Frequently Asked Questions
What is the difference between GH and KH in simple terms?
GH measures total dissolved minerals (mainly calcium and magnesium) that fish and plants need, while KH measures the carbonate buffer that keeps your pH stable. GH is about mineral content; KH is about pH stability.
Does hardness change my pH?
Indirectly, yes. KH buffers pH, so harder, well-buffered water tends to hold a stable, often higher pH, while low-KH soft water allows pH to drop or swing. If your pH is unstable, check your KH first.
Can I use crushed coral and RO water together?
You typically choose one direction.
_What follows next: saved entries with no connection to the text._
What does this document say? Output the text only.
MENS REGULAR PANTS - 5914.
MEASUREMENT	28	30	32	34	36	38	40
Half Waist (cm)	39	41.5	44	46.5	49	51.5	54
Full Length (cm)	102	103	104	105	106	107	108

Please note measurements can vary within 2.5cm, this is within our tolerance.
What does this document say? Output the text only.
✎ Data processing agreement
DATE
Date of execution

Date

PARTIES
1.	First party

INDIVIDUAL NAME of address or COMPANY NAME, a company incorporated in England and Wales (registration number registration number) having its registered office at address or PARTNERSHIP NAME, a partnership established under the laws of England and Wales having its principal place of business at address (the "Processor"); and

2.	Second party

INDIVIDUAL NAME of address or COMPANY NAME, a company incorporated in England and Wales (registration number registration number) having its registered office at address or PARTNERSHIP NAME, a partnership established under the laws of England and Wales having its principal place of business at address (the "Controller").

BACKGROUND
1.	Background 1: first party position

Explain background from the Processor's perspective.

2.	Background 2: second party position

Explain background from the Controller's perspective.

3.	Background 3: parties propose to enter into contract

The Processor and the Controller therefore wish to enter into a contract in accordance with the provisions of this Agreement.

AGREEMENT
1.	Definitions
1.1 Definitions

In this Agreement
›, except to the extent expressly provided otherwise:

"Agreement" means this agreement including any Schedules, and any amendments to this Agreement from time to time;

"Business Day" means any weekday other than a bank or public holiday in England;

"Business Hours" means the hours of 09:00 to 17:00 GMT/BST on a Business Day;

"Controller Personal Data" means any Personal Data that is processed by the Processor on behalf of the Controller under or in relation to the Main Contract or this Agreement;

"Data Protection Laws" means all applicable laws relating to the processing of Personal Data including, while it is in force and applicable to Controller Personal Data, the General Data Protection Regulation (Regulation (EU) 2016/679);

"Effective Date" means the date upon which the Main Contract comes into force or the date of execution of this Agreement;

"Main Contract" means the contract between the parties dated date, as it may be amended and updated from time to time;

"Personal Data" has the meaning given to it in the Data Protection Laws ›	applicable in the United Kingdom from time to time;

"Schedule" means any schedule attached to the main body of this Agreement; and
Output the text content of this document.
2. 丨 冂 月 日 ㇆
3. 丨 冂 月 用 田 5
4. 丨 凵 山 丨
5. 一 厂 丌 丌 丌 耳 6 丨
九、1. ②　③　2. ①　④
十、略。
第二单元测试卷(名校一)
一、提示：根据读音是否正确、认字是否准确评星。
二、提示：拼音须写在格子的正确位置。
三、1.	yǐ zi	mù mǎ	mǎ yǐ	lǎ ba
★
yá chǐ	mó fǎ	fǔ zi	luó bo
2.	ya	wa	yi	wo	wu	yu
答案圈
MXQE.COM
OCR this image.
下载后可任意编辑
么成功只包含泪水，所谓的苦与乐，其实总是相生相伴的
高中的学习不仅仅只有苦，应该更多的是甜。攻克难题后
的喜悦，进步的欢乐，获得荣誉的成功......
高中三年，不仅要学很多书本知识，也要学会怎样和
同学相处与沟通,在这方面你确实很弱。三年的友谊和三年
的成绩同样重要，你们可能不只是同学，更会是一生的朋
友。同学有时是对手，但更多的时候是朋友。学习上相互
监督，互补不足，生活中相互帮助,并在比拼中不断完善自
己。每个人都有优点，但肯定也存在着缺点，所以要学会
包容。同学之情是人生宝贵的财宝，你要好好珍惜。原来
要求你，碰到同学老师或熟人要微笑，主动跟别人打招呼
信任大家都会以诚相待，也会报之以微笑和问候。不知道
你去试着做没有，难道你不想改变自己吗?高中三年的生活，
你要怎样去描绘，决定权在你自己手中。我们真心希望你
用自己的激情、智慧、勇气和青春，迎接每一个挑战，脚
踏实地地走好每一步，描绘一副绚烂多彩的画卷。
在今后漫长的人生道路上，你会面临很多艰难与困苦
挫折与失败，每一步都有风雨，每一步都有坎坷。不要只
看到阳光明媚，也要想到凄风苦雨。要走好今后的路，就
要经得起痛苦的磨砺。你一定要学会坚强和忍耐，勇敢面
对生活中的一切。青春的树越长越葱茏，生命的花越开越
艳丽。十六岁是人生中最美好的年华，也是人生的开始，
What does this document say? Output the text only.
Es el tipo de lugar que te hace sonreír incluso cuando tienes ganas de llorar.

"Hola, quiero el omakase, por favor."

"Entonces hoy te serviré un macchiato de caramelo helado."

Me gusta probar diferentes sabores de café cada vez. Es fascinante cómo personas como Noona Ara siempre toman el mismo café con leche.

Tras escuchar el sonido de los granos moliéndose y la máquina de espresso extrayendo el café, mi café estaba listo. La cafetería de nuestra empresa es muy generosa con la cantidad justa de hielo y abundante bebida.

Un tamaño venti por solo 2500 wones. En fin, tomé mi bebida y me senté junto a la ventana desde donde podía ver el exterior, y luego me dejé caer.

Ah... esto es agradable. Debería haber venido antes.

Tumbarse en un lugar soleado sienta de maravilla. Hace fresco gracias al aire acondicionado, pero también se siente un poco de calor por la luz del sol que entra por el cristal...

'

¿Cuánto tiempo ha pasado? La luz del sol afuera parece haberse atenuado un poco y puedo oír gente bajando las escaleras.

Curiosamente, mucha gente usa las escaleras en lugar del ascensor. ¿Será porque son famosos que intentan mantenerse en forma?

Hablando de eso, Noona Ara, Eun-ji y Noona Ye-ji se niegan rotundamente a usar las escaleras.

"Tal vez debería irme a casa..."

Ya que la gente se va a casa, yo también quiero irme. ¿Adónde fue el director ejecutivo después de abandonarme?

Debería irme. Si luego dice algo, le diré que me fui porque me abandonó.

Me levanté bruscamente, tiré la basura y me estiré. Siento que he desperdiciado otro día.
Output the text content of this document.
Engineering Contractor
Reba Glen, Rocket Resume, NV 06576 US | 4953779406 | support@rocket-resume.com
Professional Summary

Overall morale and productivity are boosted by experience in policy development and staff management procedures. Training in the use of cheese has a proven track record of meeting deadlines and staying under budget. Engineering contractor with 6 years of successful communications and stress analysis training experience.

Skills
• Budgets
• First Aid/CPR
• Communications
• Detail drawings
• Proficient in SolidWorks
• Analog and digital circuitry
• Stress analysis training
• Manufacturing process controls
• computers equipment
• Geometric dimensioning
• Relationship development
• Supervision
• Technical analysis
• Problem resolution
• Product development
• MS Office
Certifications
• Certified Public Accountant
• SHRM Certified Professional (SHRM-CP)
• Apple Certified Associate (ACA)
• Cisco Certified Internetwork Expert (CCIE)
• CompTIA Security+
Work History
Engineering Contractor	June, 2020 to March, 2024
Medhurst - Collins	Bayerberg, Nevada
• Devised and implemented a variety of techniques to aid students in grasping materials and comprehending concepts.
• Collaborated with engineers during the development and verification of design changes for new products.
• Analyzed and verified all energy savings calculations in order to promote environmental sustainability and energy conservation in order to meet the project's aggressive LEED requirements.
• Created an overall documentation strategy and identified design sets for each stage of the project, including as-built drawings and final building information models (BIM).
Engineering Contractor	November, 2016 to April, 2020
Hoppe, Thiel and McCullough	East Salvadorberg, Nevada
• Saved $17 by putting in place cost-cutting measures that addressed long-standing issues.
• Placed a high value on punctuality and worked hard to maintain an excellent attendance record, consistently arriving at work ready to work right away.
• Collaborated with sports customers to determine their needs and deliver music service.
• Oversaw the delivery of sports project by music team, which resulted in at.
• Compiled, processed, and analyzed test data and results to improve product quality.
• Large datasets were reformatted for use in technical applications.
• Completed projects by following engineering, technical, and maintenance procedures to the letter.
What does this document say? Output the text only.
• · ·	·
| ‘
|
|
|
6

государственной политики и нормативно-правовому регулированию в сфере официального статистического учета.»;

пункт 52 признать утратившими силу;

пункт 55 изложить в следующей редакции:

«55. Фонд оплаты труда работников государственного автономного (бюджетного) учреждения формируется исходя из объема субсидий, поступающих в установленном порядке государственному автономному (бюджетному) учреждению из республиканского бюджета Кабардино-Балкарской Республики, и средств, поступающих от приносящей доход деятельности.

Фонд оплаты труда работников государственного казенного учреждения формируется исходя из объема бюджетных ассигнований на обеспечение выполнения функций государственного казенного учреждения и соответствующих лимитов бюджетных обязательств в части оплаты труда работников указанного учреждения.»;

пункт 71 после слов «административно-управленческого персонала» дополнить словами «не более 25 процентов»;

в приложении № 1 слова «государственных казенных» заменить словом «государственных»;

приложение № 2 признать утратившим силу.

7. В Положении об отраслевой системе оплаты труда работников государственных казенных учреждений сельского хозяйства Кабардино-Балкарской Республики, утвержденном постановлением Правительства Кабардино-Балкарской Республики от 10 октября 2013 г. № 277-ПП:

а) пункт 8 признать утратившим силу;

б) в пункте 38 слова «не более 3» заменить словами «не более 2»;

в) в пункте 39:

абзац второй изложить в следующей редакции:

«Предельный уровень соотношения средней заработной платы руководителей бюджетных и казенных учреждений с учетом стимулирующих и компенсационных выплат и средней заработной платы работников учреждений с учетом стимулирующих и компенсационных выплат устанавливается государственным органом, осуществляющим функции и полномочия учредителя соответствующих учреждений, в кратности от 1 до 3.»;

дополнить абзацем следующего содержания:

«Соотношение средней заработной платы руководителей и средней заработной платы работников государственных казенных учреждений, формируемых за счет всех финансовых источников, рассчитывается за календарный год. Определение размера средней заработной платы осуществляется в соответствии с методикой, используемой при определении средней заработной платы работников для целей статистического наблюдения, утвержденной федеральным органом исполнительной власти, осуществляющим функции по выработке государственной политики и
Crushed coral raises hardness for hard-water species, while RO water lowers it for soft-water species. Mixing tap and RO water lets you target a precise middle hardness, but adding crushed coral would push it back up.
Should I adjust my water or pick fish that match it?
For most beginners, choosing fish suited to your existing tap water is far easier and safer than constantly adjusting hardness. Test your tap GH and KH and stock accordingly. Adjust only when keeping a species with specific needs.
How often should I test GH and KH?
Test when setting up a tank, when introducing new species, and periodically thereafter, especially if you adjust hardness or notice pH instability. Our water testing guide explains a sensible testing schedule.